Of course, there is also the obvious fact that the people who have most effectively discredited the election results are Ayatollah Khamenei and the other people who govern the country. Shooting, beating, killing and arresting people who protest is not consistent with an election result that has integrity. Nor is calling upon government created parmilitaries like the basiji to participate in their suppression. In Central and South American countries like El Salvador, Guatemala and Colombia, we call armed groups like this death squads, but, in Iran, their activities are apparently considered sufficiently innocuous so as to pass without any expression of concern. Despite all this, Sheehan, and others who perceive the explosion of protest in Iran like her, would have us believe that our failure to recognize that Ahmadinejad may well have won the election is because of a commonality of interest between US media, the US government and Zionists, within and without Israel.

The response of the person who forwarded Sheehan's message is even more disheartening: Cindy is on to the sham. For this person, the Iranians are merely a crowd of extras participating in a sham co-produced by the US and Israel. I feel compelled to explain all this, even though, as I implied earlier, the election result is now increasingly irrelevant, because the protests would be legitimate even if Ahmadinejad did, in fact, prevail. Iranians have every right to protest a government that imposes oppressive social controls upon women and young people, while criminalizing homosexuality, subjecting gays and lesbians to brutal punishments, if not death, and prohibiting the emergence of independent trade unions. I intend to address this particular aspect of the protests in more depth in a future post, but, for now, I will just observe that the left historically, as personified by its anarchist, communist and social democratic manifestations, has always been a secularizing force, hostile to the imposition of religious constraints upon personal conduct.

Sheehan is not the only person sticking her head in the sand on this. I have engaged in an ongoing e-mail exchange with someone who sends me, and a number of others on his list, articles related to anti-Zionism, anti-imperialism, South American social movements and the predations of the American empire. He has sent me a number of articles purporting to defend the Iranian election result, while maligning US media coverage and the pronouncements of Obama. I encouraged him to expand the scope of his submissions by sending out links to the ongoing debate between lenin and Yoshie over at Lenin's Tomb, as I did here earlier today. In other words, I didn't insist that he send out articles and links in support of the protests, but that he merely send out ones that set forth both sides of an engaged, passionate left debate. He was polite, but evasively firm. Forget about it.
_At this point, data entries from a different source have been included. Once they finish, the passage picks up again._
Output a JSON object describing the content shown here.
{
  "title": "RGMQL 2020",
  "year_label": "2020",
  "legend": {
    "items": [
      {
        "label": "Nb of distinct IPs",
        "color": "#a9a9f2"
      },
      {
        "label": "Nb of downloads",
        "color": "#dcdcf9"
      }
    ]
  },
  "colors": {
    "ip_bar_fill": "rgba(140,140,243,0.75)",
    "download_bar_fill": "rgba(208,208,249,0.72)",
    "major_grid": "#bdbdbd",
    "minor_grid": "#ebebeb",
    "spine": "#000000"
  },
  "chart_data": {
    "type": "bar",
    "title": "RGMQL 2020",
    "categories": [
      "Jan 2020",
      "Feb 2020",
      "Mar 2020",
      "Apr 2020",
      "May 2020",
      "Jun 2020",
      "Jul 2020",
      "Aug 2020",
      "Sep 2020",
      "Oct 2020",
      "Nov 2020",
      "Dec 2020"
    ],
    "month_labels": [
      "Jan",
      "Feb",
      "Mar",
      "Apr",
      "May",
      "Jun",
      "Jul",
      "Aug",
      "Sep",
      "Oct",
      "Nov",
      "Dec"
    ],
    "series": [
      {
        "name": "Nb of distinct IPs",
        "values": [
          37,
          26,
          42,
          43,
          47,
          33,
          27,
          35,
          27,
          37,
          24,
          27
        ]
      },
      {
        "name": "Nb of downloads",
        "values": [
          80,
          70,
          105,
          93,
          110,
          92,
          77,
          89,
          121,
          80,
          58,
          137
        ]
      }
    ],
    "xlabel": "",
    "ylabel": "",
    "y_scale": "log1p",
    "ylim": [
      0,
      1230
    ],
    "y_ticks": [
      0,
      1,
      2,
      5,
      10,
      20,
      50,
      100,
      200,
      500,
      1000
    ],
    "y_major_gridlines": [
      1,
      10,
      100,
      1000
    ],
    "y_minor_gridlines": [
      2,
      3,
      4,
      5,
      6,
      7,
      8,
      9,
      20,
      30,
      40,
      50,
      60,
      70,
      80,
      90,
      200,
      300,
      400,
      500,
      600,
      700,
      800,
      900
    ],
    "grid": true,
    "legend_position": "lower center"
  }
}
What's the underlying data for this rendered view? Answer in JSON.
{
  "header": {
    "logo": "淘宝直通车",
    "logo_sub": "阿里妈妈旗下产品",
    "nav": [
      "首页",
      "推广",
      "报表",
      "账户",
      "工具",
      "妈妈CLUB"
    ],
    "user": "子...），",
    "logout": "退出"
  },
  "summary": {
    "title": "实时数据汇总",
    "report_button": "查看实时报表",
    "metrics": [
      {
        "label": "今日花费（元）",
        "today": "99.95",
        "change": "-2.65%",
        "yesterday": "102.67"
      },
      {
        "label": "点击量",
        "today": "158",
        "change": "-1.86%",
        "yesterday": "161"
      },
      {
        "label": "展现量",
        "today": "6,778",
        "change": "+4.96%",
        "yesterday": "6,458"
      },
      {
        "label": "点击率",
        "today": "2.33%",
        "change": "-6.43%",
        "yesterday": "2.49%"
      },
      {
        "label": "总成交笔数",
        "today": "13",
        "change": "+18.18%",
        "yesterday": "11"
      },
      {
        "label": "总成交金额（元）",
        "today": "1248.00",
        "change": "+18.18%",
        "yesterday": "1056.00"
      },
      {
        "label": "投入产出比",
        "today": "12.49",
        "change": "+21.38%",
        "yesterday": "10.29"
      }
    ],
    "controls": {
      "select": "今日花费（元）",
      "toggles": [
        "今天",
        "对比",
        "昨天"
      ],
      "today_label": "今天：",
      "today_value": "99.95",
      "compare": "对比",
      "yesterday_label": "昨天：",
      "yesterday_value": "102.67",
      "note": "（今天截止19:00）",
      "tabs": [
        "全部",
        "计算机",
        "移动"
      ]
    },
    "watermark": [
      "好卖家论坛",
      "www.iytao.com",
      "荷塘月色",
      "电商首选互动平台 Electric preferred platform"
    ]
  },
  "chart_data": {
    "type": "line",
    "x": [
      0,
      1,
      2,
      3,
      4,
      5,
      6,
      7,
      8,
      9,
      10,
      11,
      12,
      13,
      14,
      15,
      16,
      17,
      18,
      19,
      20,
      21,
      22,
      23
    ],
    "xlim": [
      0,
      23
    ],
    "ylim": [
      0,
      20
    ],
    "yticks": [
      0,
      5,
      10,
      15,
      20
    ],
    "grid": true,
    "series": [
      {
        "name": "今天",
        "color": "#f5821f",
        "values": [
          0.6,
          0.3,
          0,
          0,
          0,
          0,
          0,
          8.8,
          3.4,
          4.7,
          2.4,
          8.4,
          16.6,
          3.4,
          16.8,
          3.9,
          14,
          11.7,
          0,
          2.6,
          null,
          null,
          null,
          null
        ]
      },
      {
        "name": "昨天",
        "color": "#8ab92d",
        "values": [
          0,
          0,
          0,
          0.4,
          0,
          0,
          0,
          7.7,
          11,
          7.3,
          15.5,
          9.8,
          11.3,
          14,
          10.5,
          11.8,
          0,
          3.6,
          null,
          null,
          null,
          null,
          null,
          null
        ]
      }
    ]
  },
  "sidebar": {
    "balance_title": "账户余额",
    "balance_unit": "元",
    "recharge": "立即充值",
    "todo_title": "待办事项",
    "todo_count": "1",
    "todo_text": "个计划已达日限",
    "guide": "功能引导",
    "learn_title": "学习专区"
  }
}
It is a marked contrast to lenin, Richard Seymour, who has allowed Yoshie to post several articles and numerous comments that defend the regime on his site. He recognizes that it is essential for people on the left to participate in an open, vigourous discussion. Eli, over at Left I on the News, has also been silent, while posting articles complaining about the hypocrisy of US media and the President in regard to their responses to the Iranian protests. He quite properly pilliories them for their refusal to apply the same standards to the brutalities of US and Israeli actions nearby. He does not, however, take it one step further, as As'ad Abukhalil, the Angry Arab, has done, and address what is happening inside Iran as well. Abukhalil combines a curiosity about the protests from a Middle Eastern perspective with a sharpness of political interpretation that puts the rest of us to shame. Unlike others here in the US, he is aware that waiting for the Iranian protesters to just go away is no substitute for urgently required sociological and political analysis.